It is the practice of diagnostic or therapeutic measures conducted primarily not to ensure the health of the patient, but as a safeguard against possible malpractice liability. Defensive medicine takes two main forms: assurance behavior and avoidance behavior. Assurance behavior involves the charging of additional, unnecessary services in order to a) reduce adverse outcomes, b) deter patients from filing medical malpractice claims, or c) provide documented evidence that the practitioner is practicing according to the standard of care, so that if, in the future, legal action is initiated, liability can be pre-empted. Avoidance behavior occurs when providers refuse to participate in high risk procedures or circumstances. [Wikipedia]
While the direct costs of defensive medical practices is being debated, it is clear that the indirect costs are large and insidious. For example, a study-- Investigation of Defensive Medicine in Massachusetts shows the fear of being sued is a serious burden on health care and it dramatically increases health care costs:
The results showed that 83% of the physicians surveyed reported practicing defensive medicine and that an average of 18 to 28% of tests, procedures, referrals and consultations and 13% of hospitalizations were ordered for defensive reasons.
A discussion on this topic typically begins with knee-jerk over-testing from xrays for a simple sprain, to sinus films, to the overuse of uterine sonograms in normal pregnancies, to CT and MRI scans for early, minimally symptomatic trauma.
In a discussion elsewhere, I offered an unexpected example - the easy prescribing of PPIs. I was asked, "Is this really an example of DM? I responded it was related to defensive practices in that PPI's are prescribed with reckless abandon. It's almost as if not prescribing isn't an option. And what about having to deal with long-term adverse effects? There's 7 degrees of separation and the risk of messing with calcium metabolism and subsequent osteoporosis and/or fractures; pneumonia and C. Difficile? Well, that's someone else's problem. Here are cautionary notes:
Fredrick (MD, PhS, JD) responded:
"Defensive Medicine" is not a general pejorative that includes "prescribing with reckless abandon." What it specifically means is: "Prescribing to protect oneself from a possible lawsuit." Anyway, what lawsuit is prescribing PPIs is a protection from?
Certainly there are plenty of other alternatives for GERD, such as H2RAs, but ANYTHING that reduces stomach acidity will have those same side effects.
If you're just upset that PPIs are too expensive, why not just say so?
From: jgk 4/27/10
I am concerned about the abuse of anti-reflux medications and the long-term untoward effect they may have. Speaking as a Pediatrician, here's something from the British Medical Journal Group that we all can relate to:
Are you uneasy about the medicalisation of babies who have reflux but are otherwise thriving? This article says
- Functional reflux in babies is common and the prognosis is benign
- Management includes positioning, avoidance of overfeeding, and consideration of thickening feeds
- Consider a period of excluding cow's milk if symptoms are severe
- Try these strategies before embarking on investigation or drug treatment
Another area where we tend to over-diagnose and/or over-treat is rheumatic fever prevention as it relates to Strep. Rheumatic fever (RF), a systemic illness, may occur as an autoimmune reaction following group A beta hemolytic streptococcal (GABHS) pharyngitis in children; its most serious complication rheumatic heart disease (RHD).

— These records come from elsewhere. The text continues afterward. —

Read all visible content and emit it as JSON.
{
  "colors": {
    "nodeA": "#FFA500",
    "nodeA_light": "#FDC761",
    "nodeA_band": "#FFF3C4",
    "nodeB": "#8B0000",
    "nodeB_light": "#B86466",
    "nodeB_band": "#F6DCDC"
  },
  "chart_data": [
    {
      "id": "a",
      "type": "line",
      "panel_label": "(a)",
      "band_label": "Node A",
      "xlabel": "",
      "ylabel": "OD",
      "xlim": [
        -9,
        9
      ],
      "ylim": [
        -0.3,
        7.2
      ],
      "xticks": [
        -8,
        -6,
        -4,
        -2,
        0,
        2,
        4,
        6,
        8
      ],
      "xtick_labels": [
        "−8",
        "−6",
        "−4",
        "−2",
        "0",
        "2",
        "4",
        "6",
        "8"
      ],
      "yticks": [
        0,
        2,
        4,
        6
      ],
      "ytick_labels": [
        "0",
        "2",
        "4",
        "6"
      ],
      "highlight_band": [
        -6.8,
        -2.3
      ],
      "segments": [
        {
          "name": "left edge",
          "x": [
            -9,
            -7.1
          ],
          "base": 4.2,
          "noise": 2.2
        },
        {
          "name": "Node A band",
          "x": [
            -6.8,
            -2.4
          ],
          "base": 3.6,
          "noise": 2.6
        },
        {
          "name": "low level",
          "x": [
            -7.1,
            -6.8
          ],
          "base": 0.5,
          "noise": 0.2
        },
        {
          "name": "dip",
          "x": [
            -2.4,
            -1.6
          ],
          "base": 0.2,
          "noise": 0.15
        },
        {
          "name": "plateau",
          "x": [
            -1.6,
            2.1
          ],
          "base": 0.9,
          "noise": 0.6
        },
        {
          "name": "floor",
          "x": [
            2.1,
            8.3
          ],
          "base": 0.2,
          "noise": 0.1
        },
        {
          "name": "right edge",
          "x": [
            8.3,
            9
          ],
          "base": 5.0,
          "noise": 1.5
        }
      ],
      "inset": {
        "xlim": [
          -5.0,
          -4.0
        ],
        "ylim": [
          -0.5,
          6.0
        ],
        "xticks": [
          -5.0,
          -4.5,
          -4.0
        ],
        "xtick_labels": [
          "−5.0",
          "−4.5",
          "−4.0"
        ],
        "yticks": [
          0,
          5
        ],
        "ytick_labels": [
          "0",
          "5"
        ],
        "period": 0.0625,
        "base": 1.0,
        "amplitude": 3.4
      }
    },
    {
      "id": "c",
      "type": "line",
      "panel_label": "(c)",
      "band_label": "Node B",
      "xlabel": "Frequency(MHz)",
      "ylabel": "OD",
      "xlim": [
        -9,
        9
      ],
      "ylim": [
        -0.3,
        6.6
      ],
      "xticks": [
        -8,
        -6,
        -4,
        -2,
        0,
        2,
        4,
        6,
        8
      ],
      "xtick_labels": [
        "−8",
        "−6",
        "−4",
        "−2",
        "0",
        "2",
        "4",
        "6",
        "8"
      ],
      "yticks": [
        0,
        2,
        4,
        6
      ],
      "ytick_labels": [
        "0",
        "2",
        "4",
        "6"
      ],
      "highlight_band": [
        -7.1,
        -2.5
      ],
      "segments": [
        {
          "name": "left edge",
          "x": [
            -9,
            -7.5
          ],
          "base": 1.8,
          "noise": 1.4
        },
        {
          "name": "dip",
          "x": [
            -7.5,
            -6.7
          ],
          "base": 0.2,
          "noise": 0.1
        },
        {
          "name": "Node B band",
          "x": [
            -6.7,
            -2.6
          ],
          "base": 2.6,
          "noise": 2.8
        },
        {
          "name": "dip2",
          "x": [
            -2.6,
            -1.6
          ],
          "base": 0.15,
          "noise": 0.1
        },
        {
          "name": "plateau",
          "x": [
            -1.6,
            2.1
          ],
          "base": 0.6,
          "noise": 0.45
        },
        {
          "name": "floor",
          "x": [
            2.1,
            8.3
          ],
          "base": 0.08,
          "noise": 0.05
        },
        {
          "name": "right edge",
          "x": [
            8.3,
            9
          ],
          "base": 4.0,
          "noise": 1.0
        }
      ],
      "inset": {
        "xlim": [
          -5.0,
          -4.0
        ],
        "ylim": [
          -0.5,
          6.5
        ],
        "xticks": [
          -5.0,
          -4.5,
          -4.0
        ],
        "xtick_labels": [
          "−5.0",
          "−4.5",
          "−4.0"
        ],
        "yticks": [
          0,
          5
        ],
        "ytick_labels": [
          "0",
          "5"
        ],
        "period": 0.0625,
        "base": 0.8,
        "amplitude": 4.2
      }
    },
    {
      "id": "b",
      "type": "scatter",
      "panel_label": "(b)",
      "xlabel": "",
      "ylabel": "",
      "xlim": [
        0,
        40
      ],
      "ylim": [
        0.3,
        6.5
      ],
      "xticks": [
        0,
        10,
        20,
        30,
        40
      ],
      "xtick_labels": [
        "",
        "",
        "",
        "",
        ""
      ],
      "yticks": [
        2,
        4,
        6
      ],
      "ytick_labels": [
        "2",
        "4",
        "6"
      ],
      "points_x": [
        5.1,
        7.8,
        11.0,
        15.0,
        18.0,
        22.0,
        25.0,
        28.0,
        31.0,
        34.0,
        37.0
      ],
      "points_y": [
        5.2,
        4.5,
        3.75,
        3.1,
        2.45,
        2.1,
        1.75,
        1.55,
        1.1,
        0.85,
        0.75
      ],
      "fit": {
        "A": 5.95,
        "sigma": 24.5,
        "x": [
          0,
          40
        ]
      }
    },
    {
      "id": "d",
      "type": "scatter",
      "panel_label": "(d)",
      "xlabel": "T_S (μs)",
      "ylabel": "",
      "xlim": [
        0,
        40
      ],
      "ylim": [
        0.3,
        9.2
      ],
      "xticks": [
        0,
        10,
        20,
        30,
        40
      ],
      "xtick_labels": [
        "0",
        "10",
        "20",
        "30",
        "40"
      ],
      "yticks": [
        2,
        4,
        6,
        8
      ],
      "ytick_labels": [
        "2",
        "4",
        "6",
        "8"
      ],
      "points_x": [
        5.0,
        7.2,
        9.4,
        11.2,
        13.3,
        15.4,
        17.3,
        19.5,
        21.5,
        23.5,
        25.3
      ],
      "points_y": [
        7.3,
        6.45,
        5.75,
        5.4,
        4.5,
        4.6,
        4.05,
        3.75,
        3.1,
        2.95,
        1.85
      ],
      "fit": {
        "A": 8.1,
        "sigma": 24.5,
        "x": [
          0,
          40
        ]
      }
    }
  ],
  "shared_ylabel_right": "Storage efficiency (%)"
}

"Studies in the 1950s during an epidemic on a military base demonstrated 3% incidence of rheumatic fever in adults with streptococcal pharyngitis not treated with antibiotics.1 Studies in children during the same period demonstrated an incidence of only 0.3%. The current incidence of rheumatic fever after GABHS infection is now thought to have decreased to less than 1%. Cardiac involvement is reported to occur in 30-70% of patients with their first attack of rheumatic fever and in 73-90% of patients when all attacks are counted."
"After an incubation period of 2-4 days, the invading organisms elicit an acute inflammatory response, with 3-5 days of sore throat, fever, malaise, headache, and elevated leukocyte count. In a small percent of patients, infection leads to rheumatic fever several weeks after the sore throat has resolved. Only infections of the pharynx initiate or reactivate rheumatic fever.
Direct contact with oral (PO) or respiratory secretions transmits the organism, and crowding enhances transmission. Patients remain infected for weeks after symptomatic resolution of pharyngitis and may serve as a reservoir for infecting others. Penicillin treatment shortens the clinical course of streptococcal pharyngitis and more importantly prevents the major sequelae."
Clearly, common practice does not follow the above highlighted observations.